While I share the majority’s view on the importance of keeping weapons out of our schools, the absence in the record of any justification for the search on the day in question precludes me from finding that the overall purpose of the search outweighs the substantial intrusion upon the high expectation of privacy that the search implicates. Otherwise, suspicionless searches could be justified in almost any context by citing an interest in protecting public safety.

Thus, in addition to my finding that the federal constitution was violated, I likewise find that this Commonwealth’s constitution was violated by the Philadelphia Police Department’s search of F.B.3

For the above stated reasons, I respectfully dissent.

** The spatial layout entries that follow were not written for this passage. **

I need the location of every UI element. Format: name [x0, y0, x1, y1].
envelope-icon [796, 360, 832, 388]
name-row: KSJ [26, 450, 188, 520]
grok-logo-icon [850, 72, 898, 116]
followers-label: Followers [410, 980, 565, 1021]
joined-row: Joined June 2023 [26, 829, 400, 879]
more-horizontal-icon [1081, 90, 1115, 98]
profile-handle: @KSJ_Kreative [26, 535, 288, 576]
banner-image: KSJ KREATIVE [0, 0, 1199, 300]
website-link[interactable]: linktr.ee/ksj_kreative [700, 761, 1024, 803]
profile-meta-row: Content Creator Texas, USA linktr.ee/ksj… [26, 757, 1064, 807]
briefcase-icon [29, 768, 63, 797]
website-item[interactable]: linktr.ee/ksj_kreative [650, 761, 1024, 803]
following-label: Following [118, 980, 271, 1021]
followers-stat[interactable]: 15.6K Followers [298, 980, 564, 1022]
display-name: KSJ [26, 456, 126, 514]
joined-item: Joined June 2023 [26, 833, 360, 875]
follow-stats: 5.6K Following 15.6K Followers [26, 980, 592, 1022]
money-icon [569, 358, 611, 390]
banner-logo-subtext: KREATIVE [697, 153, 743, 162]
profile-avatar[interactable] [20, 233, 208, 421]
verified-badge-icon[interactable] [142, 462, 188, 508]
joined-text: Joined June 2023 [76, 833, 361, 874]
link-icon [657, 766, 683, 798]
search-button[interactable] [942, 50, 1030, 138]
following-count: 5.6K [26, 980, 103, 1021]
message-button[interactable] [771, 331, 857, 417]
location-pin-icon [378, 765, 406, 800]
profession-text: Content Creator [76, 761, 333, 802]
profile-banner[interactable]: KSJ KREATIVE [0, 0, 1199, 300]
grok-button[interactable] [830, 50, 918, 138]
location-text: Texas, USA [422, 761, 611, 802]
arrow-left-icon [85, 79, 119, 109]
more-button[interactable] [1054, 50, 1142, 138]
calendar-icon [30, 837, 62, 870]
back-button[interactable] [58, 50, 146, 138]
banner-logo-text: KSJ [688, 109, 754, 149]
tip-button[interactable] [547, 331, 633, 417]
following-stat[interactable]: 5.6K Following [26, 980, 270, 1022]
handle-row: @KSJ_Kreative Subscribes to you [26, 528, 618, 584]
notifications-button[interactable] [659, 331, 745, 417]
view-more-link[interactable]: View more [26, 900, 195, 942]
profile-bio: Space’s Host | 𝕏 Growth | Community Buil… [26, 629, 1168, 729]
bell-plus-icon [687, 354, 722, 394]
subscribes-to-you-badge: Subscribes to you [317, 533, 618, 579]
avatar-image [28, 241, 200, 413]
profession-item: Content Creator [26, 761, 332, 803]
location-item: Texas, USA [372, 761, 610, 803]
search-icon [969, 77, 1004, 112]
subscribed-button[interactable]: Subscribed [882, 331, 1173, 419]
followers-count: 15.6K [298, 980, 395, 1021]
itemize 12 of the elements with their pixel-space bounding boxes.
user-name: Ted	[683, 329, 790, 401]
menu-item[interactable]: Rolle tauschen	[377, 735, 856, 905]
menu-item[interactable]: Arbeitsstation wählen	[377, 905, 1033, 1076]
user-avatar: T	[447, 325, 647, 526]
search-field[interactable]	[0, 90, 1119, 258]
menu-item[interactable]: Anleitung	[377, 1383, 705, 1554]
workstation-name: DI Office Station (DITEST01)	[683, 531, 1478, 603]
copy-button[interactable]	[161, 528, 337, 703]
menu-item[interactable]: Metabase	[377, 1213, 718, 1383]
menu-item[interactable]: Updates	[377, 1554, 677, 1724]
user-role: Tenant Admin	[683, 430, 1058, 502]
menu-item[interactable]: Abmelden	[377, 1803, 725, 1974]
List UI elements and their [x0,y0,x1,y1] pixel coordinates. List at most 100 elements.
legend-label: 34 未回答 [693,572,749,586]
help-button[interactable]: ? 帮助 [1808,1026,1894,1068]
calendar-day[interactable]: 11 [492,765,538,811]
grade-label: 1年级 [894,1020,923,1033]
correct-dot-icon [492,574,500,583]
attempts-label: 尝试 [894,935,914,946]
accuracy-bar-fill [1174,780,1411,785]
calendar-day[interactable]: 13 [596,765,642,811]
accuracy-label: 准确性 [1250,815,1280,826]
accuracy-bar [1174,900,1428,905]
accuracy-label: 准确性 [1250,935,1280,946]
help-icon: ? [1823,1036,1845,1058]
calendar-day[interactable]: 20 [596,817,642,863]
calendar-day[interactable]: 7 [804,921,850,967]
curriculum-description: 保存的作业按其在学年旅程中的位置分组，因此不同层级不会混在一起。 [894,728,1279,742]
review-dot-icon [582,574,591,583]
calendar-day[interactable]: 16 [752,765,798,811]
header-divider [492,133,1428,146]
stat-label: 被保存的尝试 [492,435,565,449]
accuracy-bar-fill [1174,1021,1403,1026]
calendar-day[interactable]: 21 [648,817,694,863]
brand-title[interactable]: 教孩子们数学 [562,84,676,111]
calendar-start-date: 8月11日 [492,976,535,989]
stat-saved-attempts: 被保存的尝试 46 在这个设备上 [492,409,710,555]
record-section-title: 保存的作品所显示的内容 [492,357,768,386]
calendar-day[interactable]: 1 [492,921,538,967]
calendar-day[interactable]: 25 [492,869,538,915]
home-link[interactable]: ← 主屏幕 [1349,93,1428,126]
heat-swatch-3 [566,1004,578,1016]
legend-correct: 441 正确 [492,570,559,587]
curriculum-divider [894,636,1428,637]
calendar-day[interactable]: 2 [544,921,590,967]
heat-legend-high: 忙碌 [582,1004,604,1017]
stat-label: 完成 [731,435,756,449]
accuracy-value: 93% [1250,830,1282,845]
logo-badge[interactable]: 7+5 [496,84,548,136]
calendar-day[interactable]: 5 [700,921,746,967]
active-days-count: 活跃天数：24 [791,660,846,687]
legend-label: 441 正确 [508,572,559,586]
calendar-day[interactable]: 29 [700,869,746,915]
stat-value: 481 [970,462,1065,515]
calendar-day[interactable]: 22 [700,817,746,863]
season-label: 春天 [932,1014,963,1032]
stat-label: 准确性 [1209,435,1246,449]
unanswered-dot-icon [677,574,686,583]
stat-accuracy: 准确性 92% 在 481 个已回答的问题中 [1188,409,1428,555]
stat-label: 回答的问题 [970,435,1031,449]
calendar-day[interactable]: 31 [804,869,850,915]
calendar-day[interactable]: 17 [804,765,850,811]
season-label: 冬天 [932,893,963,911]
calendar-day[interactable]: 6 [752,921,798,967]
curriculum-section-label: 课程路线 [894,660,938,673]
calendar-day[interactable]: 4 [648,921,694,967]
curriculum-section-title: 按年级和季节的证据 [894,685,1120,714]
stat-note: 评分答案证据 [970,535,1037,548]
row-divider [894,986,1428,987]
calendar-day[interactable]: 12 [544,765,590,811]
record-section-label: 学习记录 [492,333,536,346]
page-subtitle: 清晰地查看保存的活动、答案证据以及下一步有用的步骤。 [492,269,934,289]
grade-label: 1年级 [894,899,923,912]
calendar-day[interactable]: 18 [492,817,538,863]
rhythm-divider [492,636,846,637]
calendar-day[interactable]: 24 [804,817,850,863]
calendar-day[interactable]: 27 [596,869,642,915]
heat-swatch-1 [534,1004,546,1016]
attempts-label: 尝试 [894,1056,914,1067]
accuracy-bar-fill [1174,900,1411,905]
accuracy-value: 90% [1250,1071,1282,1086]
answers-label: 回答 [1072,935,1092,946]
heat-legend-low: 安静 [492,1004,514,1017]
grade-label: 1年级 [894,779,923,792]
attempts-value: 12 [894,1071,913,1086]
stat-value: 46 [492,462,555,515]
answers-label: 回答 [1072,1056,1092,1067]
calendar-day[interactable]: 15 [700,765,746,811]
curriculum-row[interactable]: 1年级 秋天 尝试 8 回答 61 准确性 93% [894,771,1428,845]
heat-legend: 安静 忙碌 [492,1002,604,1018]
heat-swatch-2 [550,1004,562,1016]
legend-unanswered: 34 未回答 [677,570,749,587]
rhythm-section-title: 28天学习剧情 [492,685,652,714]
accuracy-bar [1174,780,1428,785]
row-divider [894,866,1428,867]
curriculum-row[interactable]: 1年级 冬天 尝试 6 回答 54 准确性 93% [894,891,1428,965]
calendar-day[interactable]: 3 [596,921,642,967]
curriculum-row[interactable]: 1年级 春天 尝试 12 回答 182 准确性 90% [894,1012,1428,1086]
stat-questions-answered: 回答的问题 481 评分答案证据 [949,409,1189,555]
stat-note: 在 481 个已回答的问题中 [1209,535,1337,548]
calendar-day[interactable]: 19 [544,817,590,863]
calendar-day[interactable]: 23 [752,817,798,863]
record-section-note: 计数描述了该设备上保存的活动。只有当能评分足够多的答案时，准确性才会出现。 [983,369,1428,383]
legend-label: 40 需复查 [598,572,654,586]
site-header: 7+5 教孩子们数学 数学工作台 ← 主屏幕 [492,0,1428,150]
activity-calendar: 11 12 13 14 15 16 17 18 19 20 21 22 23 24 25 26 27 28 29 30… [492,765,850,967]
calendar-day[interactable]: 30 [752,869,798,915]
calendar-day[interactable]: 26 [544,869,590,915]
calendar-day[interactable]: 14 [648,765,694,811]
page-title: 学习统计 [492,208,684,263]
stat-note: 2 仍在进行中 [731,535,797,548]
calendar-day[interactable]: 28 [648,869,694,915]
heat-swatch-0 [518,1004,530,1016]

. The U.S. Supreme Court explicitly recognized this in New Jersey v. T.L.O., 469 U.S. 325, 340 n. 7, 105 S.Ct. 733, 83 L.Ed.2d 720 (1985), the only other case from that Court addressing searches of students on school grounds, when it stated ”[w]e here consider only searches carried out by school authorities acting alone and on their own authority. This case does not present the question of the appropriate standard for assessing the legality of searches conducted by school officials in conjunction with or at the behest of law enforcement agencies, and we express no opinion on that question.” The Court then cited Picha v. Wielgos, 410 F.Supp. 1214, 1219-1221 (N.D.Ill.1976) (holding that probable cause standard is applicable to search of school involving the police), for purposes of comparison.

. It is disconcerting that this is the second decision from this Court in approximately one year characterizing the school setting as unique and upholding searches on school grounds. In Commonwealth v. Cass, 551 Pa. 25, 709 A.2d 350 (1998), a majority of this Court decided that the use of drug sniffing dogs, the search of students’ lockers, and the search of the belongings within those lockers, was not unconstitutional notwithstanding the absence of any individual suspicion. Today, the majority extends that aberration from normal constitutional protections by asserting that ''[gjiven that the same personal items were subject to search if found in a locker, it would be illogical to find a greater privacy interest at stake in searching those personal items outside a locker.” Majority Op. at 365. While the majority's language has superficial appeal, it conveniently overlooks the fact that "outside the locker” in this case refers to "on the persons themselves.” Here the purses and pockets that are searched are taken from the individuals themselves rather than from their lockers. Not only does common understanding dictate that an individual has the greatest expectation of privacy in items that are on his or her person, but so does precedent. Commonwealth v. Martin, 534 Pa. 136, 626 A.2d 556, 560 (1993) (explaining that a search of a person always involves a greater degree of intrusion upon the person’s privacy interest than the search of a thing). Justice Brennan expressed similar reasoning in distinguishing the sniffing of inanimate objects by drug dogs from the sniffing of human beings for purposes of what constitutes a search under the Fourth Amendment. See Doe v. Renfrow, 451 U.S. 1022, 1026 n. 4, 101 S.Ct. 3015, 69 L.Ed.2d 395 (1981) (Brennan, J., dissenting from the denial of certiorari).

. In the last paragraph of its opinion, the majority relies upon the fact that the search at issue was directed at all students as support for its finding that no constitutional violation occurred. However, as Justice O’Connor discussed in detail in her dissent in Acton, "[t]he view that mass, suspicionless searches, however evenhanded, are generally unreasonable remains inviolate in the criminal law enforcement context.” Acton, at 671-672, 115 S.Ct. 2386 (O’Connor, J., dissenting), citing, Ybarra v. Illinois, 444 U.S. 85, 100 S.Ct. 338, 62 L.Ed.2d 238 (1979) (emphasis added).